Boards of Directors: More Women Needed

Colleen Superko is a senior partner in one of America's most prestigious and venerable law firms. The mother of three young hockey-playing sons and a multi-sport athlete herself, Superko wanted to sit on the board of the local youth hockey organization in Wellesley, Massachusetts to make sure it was doing everything it could to make ice hockey safe for all the children in the program. After being turned down for several years, Superko finally was asked to join the board. In three years she rose to the elected position of league president.

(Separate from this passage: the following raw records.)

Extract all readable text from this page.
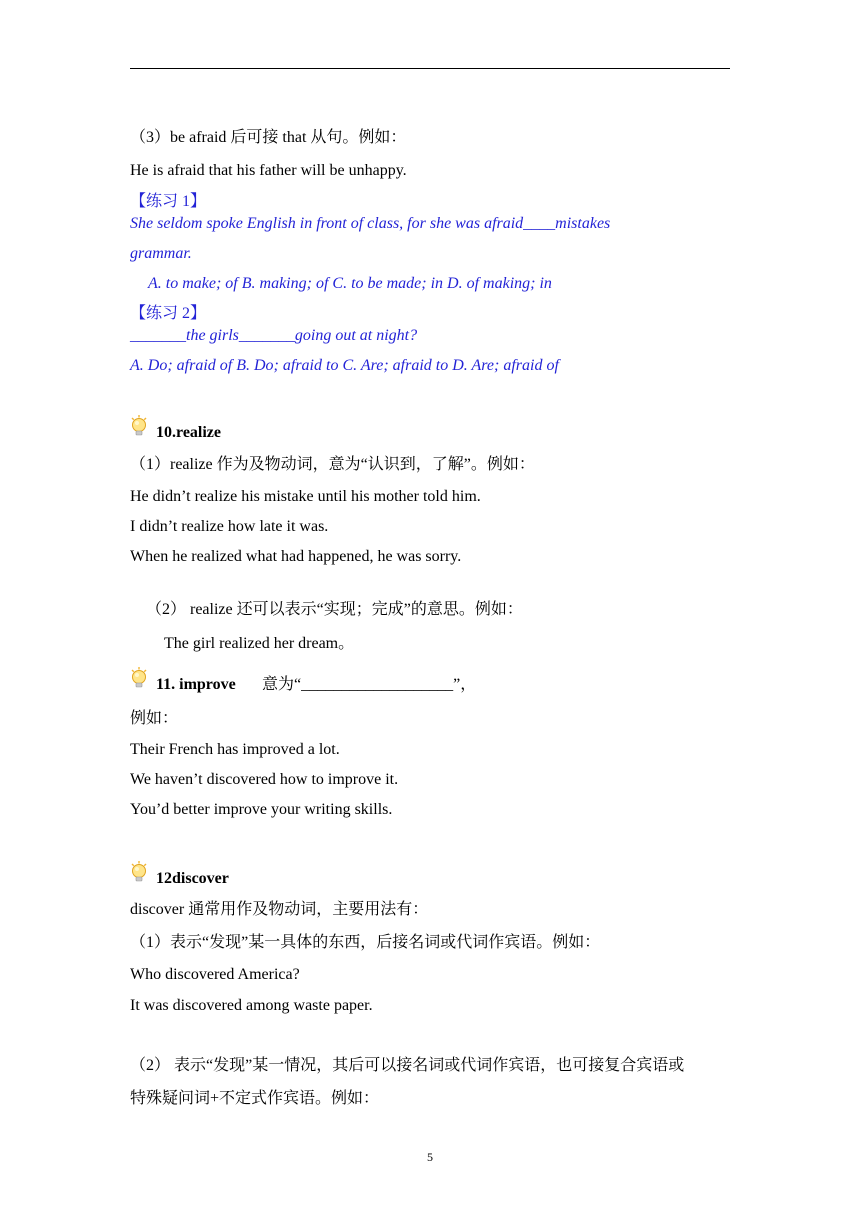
（3）be afraid 后可接 that 从句。例如：
He is afraid that his father will be unhappy.
【练习 1】
She seldom spoke English in front of class, for she was afraid____mistakes
grammar.
A. to make; of B. making; of C. to be made; in D. of making; in
【练习 2】
_______the girls_______going out at night?
A. Do; afraid of B. Do; afraid to C. Are; afraid to D. Are; afraid of
10.realize
（1）realize 作为及物动词，意为“认识到，了解”。例如：
He didn’t realize his mistake until his mother told him.
I didn’t realize how late it was.
When he realized what had happened, he was sorry.
（2） realize 还可以表示“实现；完成”的意思。例如：
The girl realized her dream。
11. improve 意为“___________________”，
例如：
Their French has improved a lot.
We haven’t discovered how to improve it.
You’d better improve your writing skills.
12discover
discover 通常用作及物动词，主要用法有：
（1）表示“发现”某一具体的东西，后接名词或代词作宾语。例如：
Who discovered America?
It was discovered among waste paper.
（2） 表示“发现”某一情况，其后可以接名词或代词作宾语，也可接复合宾语或
特殊疑问词+不定式作宾语。例如：
5
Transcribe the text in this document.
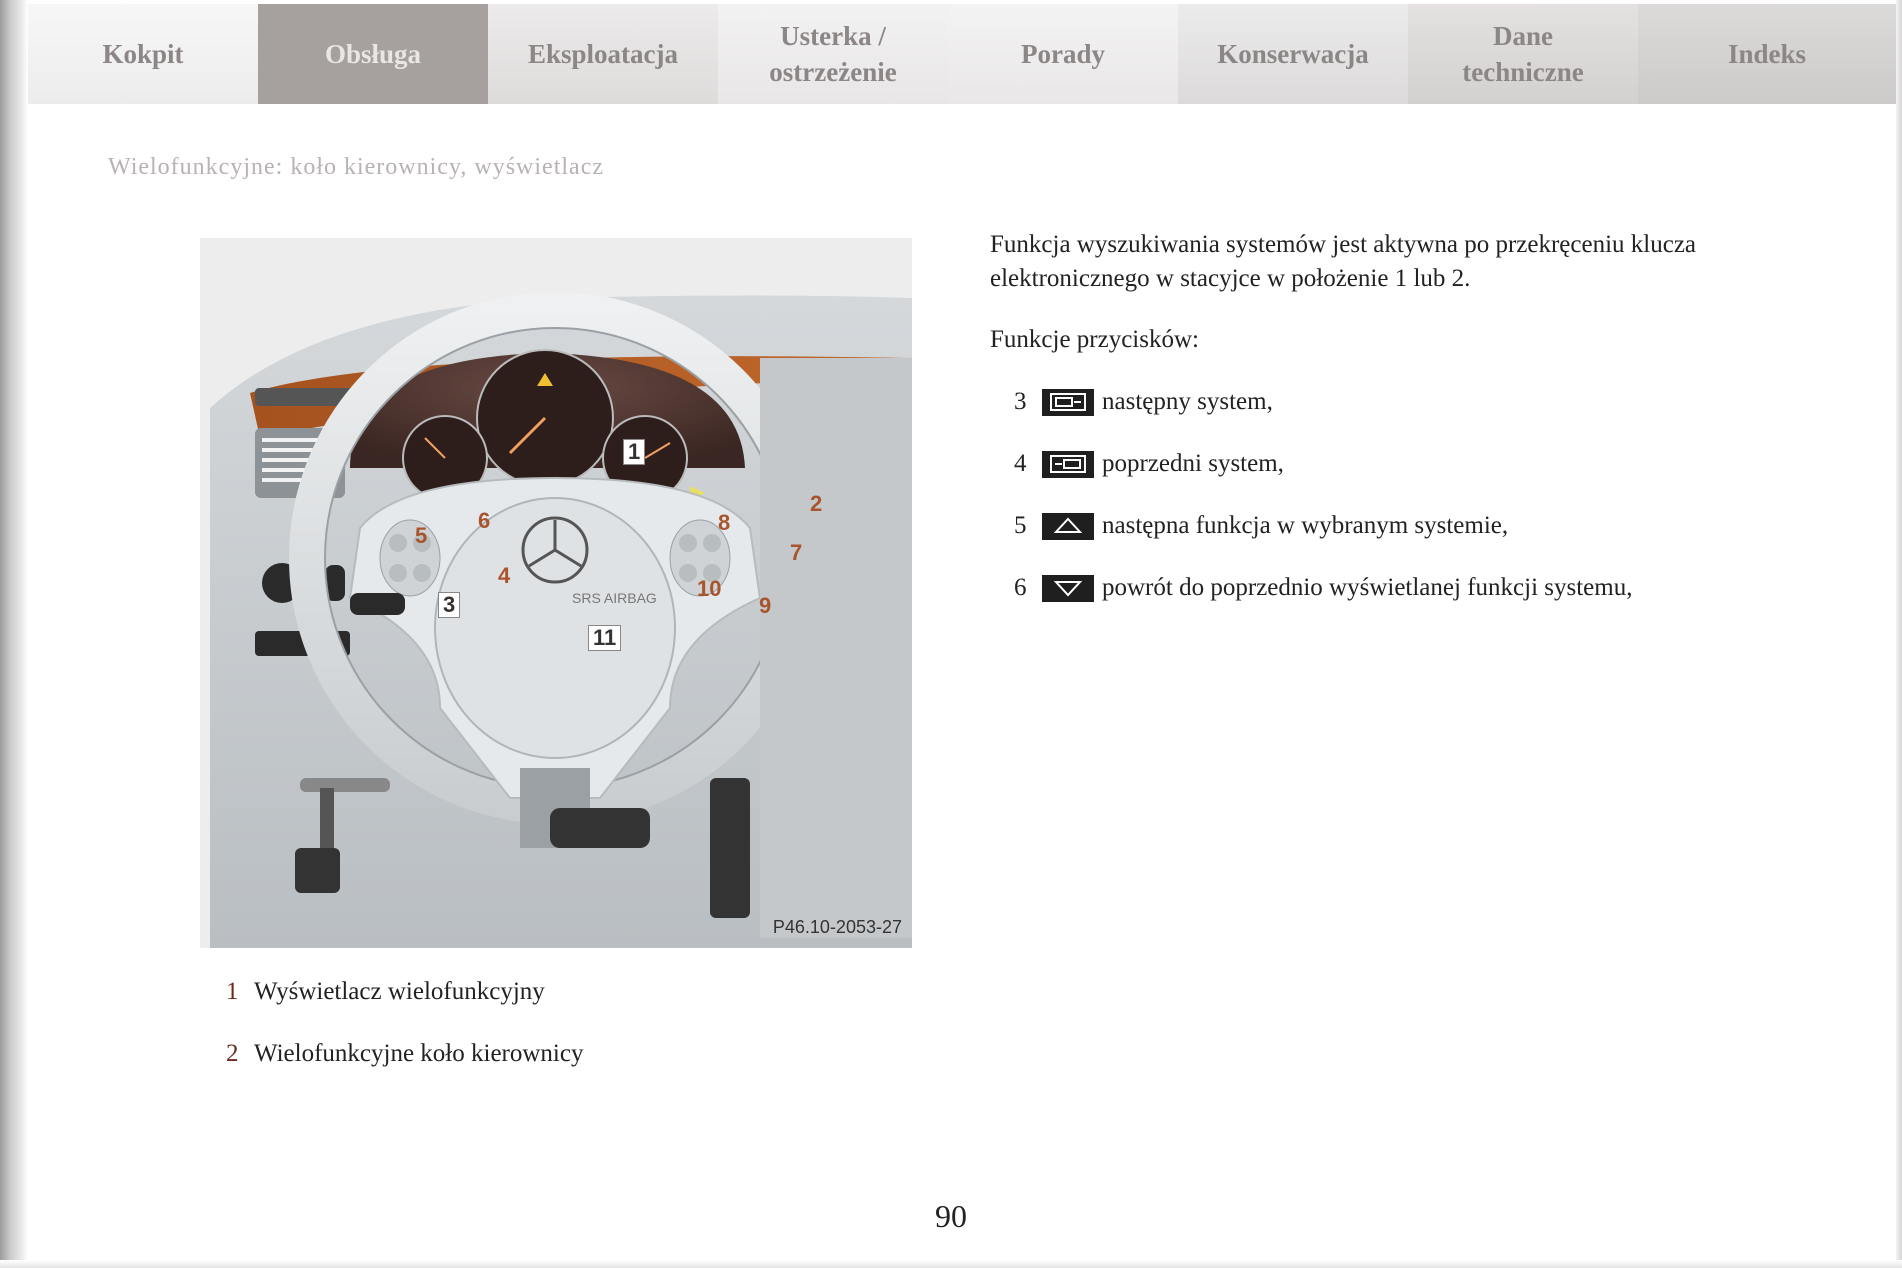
Kokpit	Obsługa	Eksploatacja
Usterka /
ostrzeżenie
Porady	Konserwacja
Dane
techniczne
Indeks
Wielofunkcyjne: koło kierownicy, wyświetlacz
1
2
3
4
5
6
7
8
9
10
11
SRS AIRBAG
P46.10-2053-27
1 Wyświetlacz wielofunkcyjny
2 Wielofunkcyjne koło kierownicy
Funkcja wyszukiwania systemów jest aktywna po przekręceniu klucza elektronicznego w stacyjce w położenie 1 lub 2.
Funkcje przycisków:
3	następny system,
4	poprzedni system,
5	następna funkcja w wybranym systemie,
6	powrót do poprzednio wyświetlanej funkcji systemu,
90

Unfortunately, Superko is a relative rarity in youth sports: a woman member of a board of directors. Of the 1632 seats on the boards of the 82 national youth sports organizations, only 164 are held by women. The same holds true for other national organizations that have been established in the interest of reforming youth sports. Clearly, more needs to be done to include more women on these boards.


Adapted from the book, Home Team Advantage: The Critical Role of Mothers in Youth Sports (HarperCollins 2006) by Brooke de Lench.